Woman with Large Head
18″ x 26″
Mixed Media: Oil pastel and Gesso on roofing Felt
The divide between narcissism and introspection can be blurry. The more time you spend within the confines of your own mind, the more difficult it is to acknowledge the effect it has upon others. The focus upon things that are not right eclipses the attention on the things that are. One sometimes has little to do with the other, yet we persist in connecting dots that aren’t part of the same puzzle.
As we left for dinner, one of the cats flopped on the floor at our feet for a belly rub. I responded stoking the soft fur and offer a quick ear scratch, much to the recipient’s pleasure. I remarked to the cat, “It’s good to be you. You have a nice life.” I considered the cat for a moment as Better Half fumbled with the lock, and then added, “I have a good life too.”
You seldom know which words will leave a lasting impression. Sometimes a quick head snap offers clue, but few go through life knowing which things they said, or did, really mattered.
He held my gaze and said he was glad to hear me say that because he was beginning to wonder. Not a pointed remark, but it stung. My guilty conscious. I know what he’s talking about, and how it could be misinterpreted.
I feel shitty. These issues aren’t connected for me as they are for him. Little of my working effort produced results that mattered. Being cared for by his effort and good fortune, and not self-sufficiency (a large source of pride for me) makes me feel inadequate. He might perceive his effort as not good enough because he sees I am not pleased with myself which he perceives as not being pleased in general. But, it is not the same.
With each passing year, the promise of youth disintegrates. It isn’t the gray hair or the laugh lines that trouble me, the sleepless nights or sore muscles that weren’t sore six years ago. Those are badges of honor, symptoms of fading naivety. What disturbs me with each passing year, is the potential of youth evaporates. Instead of promise, self-perceived glory days that no one really cares to hear about it are what remains.
Leading a charmed life doesn’t prevent me from being disappointed in myself. This good life has little to do with effort on my part, and that bothers me. When I worked, I worked hard but in spite of my best effort, I only succeeded in traveling in circles failing to make the linear progress that lends one to a sense of self-worth.
Toward the end, working left me with little feeling of accomplishment, much the same way being a homemaker leaves me feeling now, the difference being now I have more leisure time,my relationship is not in peril, and I am not taken seriously since I am insulated from working life..

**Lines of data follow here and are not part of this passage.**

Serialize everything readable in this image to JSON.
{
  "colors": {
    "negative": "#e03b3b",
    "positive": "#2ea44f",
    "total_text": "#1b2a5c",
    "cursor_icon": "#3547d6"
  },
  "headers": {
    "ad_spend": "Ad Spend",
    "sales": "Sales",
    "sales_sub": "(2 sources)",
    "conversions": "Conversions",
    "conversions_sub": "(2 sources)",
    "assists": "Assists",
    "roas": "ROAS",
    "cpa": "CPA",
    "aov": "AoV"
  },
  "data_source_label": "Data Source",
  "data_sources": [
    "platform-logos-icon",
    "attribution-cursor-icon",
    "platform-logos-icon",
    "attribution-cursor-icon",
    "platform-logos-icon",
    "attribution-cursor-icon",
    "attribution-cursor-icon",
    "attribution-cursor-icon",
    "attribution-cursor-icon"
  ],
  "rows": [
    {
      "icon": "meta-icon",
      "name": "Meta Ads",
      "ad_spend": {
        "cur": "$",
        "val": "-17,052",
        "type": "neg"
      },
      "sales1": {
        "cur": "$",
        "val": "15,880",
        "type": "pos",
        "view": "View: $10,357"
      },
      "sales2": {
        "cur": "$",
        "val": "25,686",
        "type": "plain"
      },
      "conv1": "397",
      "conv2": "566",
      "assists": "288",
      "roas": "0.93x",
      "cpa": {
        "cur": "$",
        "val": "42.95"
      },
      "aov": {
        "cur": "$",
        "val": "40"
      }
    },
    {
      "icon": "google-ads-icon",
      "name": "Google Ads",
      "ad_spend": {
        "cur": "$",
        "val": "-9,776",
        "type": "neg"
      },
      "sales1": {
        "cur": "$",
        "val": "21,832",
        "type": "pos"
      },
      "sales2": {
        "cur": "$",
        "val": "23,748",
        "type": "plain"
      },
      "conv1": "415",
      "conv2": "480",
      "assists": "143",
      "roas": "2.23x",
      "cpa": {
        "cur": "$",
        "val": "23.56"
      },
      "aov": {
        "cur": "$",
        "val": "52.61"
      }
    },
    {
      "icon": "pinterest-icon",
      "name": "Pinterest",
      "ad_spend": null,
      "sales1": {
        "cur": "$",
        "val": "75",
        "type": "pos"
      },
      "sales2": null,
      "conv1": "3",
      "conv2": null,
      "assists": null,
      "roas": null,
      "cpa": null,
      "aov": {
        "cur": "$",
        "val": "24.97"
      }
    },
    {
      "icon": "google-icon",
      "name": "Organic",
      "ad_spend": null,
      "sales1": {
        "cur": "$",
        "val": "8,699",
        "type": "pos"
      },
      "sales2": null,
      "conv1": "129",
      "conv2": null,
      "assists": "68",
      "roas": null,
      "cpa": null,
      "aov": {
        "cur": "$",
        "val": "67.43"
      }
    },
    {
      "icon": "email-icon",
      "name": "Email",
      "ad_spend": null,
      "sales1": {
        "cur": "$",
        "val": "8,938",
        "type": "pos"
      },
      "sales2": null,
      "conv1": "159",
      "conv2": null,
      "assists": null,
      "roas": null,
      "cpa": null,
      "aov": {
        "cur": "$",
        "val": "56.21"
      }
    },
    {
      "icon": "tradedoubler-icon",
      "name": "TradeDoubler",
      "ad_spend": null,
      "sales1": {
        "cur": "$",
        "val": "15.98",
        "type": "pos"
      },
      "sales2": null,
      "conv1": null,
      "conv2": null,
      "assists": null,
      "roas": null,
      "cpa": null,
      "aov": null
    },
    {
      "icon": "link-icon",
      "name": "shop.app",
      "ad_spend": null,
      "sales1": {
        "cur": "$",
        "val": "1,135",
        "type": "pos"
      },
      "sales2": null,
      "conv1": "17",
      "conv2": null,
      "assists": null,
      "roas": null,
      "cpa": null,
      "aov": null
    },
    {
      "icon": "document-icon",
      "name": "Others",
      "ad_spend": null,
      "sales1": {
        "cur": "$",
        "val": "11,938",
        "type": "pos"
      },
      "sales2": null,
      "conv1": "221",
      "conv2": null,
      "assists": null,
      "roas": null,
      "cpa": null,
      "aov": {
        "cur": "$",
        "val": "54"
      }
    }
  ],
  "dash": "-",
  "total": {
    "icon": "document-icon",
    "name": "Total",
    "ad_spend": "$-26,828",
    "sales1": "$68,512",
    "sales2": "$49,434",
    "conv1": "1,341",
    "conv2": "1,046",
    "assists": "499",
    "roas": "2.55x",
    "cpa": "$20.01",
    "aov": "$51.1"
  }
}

This state of mind has little to do with anyone else. I don’t feel this way because of him. I would probably feel this way if there were no him. There is a seed in my psyche, that believes very little I do will ever by good enough to leave me content. I wouldn’t dream of being this harsh about others. I don’t place the same expectations on them as I do myself, because I don’t others the way I know myself.
I’ve accepted this state of mind is part of who I am. I could spend years on the couch exploring why, how, or even who, but in the end it’s up to me to find a way to live with it, and prevent it from hijacking mind, or projecting it onto others.